In 1899, a British mining company started mining Nauru for its phosphate - a valuable fertiliser formed from bird droppings. Australia's first military action of World War l was to capture Nauru from Germany - which it did with one warship without an angry shot. After the war, the island became a British-mandated territory administered by Australia and exploitation of the phosphate continued in earnest.

In December 1940, German raiders exacted revenge for the loss of its colony by shelling and sinking several Australian and British vessels sheltering offshore. In 1942, the Japanese invaded and immediately deported 1,200 people to Truk Island as forced labour. After the war, Nauru remained under Australian administration as a United Nations Trust Territory. At that time, the British Phosphate Commission offered to resettle islanders, suggesting Curtis Island in chilly Bass Strait. Needless to say, the Nauruans turned down the offer.

Nauru won full independence from Australia in 1968. In 1970, Australia, New Zealand and Britain handed over their joint control of the phosphate operations to the Nauru Phosphate Corporation. Up to two million tons of phosphate has been mined each year for decades over a 5 km narrow gauge railway. The Nauru Phosphate Royalties Trust invests money from the sale of phosphate and has extensive investments in Australia, Hawaii and other countries as insurance for the day when the phosphate runs out.

 

Further Reading (from the Lonely Planet Guide)

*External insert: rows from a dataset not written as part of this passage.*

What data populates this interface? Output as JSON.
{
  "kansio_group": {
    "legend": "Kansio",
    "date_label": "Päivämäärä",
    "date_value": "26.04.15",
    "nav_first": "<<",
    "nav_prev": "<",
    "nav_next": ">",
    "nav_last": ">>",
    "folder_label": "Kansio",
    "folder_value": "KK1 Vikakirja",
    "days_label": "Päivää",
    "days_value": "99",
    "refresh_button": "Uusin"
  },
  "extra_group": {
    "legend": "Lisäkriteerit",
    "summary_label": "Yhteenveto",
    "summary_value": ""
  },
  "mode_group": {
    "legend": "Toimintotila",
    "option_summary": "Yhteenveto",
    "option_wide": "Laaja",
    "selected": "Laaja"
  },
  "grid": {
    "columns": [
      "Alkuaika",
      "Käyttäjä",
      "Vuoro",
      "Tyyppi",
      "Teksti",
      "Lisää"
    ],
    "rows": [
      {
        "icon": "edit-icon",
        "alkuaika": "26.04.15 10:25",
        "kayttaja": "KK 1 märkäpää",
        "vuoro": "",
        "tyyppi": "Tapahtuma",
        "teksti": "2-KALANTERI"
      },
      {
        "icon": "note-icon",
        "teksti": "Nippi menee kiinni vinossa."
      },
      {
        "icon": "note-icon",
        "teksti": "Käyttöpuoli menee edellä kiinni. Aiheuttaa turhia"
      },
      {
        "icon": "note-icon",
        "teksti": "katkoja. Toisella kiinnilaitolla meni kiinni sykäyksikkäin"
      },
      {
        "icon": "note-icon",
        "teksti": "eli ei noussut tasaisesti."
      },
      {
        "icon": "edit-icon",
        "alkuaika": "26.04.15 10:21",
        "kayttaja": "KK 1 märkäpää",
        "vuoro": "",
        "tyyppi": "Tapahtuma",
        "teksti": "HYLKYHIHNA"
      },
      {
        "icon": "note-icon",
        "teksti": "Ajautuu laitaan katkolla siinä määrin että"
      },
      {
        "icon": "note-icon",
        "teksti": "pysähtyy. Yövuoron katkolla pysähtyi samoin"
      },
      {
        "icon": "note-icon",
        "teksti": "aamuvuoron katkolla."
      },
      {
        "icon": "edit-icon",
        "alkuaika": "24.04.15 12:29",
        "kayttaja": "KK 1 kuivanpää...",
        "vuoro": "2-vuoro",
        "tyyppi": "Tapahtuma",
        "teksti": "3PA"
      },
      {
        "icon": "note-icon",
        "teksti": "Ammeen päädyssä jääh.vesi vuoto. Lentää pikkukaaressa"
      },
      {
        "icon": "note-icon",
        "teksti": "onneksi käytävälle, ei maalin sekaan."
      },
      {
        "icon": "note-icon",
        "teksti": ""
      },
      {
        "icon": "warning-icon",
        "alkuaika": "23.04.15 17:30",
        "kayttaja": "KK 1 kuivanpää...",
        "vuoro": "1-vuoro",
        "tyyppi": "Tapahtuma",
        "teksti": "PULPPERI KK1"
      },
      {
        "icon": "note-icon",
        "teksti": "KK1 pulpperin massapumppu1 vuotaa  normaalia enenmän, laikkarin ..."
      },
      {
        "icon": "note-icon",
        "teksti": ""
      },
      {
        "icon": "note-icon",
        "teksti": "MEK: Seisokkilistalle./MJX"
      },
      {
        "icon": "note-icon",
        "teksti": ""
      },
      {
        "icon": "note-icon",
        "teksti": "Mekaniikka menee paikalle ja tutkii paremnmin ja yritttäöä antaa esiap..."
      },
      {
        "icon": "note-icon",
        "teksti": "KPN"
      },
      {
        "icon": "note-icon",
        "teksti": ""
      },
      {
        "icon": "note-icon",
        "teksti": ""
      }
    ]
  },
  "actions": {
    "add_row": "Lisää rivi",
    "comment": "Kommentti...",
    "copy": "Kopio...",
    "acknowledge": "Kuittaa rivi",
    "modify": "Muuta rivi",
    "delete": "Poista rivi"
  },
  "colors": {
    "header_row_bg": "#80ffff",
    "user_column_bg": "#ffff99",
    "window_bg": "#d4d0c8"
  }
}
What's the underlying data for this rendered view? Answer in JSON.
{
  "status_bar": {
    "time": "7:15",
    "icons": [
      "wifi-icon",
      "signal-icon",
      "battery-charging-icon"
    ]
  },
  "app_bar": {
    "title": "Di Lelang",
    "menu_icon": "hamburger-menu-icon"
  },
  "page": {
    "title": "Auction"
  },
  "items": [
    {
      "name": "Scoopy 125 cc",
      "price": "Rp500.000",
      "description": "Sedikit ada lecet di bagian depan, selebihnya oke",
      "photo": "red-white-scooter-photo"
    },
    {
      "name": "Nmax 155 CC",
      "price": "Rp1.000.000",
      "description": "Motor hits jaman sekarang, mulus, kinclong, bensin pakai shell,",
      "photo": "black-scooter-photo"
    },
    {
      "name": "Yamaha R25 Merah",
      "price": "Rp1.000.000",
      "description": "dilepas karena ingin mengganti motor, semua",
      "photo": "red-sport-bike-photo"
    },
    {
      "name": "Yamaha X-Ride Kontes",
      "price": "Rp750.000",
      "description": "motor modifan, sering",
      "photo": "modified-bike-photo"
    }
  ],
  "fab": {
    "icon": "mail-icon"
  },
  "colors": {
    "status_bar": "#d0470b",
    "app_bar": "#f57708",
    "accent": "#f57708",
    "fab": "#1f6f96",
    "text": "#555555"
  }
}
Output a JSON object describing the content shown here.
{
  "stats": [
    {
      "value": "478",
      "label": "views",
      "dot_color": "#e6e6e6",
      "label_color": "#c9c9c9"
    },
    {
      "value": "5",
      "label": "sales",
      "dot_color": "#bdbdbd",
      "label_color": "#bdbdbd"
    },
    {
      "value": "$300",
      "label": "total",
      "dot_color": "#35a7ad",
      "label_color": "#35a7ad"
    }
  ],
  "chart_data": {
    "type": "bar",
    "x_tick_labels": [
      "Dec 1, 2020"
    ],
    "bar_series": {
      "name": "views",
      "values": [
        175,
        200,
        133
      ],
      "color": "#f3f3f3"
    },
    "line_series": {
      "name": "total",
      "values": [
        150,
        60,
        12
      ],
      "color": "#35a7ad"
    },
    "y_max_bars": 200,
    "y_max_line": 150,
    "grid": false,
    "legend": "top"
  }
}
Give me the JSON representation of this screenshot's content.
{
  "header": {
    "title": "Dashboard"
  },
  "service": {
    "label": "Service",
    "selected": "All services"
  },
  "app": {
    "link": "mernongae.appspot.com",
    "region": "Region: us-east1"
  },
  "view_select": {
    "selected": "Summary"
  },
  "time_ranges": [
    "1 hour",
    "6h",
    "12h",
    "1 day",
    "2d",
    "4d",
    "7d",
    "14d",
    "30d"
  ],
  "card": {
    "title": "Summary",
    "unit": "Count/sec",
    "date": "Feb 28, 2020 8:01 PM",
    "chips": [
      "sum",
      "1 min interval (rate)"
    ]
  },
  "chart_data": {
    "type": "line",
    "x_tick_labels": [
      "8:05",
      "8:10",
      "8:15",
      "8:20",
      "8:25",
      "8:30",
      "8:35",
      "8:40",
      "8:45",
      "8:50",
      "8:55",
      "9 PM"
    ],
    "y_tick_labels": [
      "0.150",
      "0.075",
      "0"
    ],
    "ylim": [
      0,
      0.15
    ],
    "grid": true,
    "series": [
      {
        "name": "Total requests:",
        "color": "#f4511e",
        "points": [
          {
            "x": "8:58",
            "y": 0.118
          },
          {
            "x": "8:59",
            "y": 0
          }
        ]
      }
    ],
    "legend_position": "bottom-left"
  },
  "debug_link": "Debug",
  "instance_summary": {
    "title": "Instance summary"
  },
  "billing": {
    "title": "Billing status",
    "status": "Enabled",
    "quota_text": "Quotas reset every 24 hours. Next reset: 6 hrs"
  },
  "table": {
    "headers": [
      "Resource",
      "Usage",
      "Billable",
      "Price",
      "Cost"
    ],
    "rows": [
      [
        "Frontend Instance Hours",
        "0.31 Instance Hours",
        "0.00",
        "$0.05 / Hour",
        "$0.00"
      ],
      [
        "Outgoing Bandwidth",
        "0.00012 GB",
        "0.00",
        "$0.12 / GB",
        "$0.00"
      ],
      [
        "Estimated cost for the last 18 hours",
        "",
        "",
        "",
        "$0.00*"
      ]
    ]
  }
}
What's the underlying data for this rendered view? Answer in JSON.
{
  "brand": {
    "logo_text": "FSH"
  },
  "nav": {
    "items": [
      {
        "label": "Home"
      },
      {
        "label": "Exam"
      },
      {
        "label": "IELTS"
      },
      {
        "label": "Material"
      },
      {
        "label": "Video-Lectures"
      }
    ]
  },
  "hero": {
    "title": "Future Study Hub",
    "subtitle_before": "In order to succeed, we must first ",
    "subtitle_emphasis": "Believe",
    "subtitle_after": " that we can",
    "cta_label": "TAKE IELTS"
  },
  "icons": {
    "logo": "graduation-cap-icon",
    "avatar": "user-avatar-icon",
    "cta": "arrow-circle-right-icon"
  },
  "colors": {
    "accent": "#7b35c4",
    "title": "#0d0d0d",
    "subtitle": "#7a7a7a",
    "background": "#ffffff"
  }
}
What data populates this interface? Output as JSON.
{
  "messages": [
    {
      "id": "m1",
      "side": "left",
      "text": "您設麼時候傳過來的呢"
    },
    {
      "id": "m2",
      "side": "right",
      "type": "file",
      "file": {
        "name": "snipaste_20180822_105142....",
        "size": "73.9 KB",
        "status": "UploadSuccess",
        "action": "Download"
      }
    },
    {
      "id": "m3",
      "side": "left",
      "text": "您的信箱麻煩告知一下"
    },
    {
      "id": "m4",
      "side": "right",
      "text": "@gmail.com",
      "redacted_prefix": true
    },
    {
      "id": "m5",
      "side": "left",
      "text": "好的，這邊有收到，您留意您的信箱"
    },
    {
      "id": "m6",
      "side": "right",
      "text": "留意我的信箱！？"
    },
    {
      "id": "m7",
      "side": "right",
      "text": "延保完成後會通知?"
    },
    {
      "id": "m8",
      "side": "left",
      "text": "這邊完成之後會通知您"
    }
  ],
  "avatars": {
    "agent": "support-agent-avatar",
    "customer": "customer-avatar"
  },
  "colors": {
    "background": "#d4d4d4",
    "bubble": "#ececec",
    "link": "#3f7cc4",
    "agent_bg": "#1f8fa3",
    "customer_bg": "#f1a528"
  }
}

Seemingly limitless mining proceeds have made Nauruans the wealthiest people in the Pacific, but at various stages in their history people, culture, forest, soil and then subsoil have been stripped or shipped away at the whim of foreign powers. Exploitation has become an art form. The bird poop that was the island has been an economic boon to islanders, but Nauru's interior could now only be described as an 'ecological basket case'. Island culture has been assaulted by the weight of imported customs, junk food, fridges, televisions and electric cookers, but it does survive in a modified form. Nauru is not geared up for tourism, and the settlements offer little to the traveller, but that is likely to change once the phosphate bubble bursts in a few years. A colourful reef dotted with World War II sunken wrecks surrounds the island, the waters make great diving and the sport fishing is incomparable.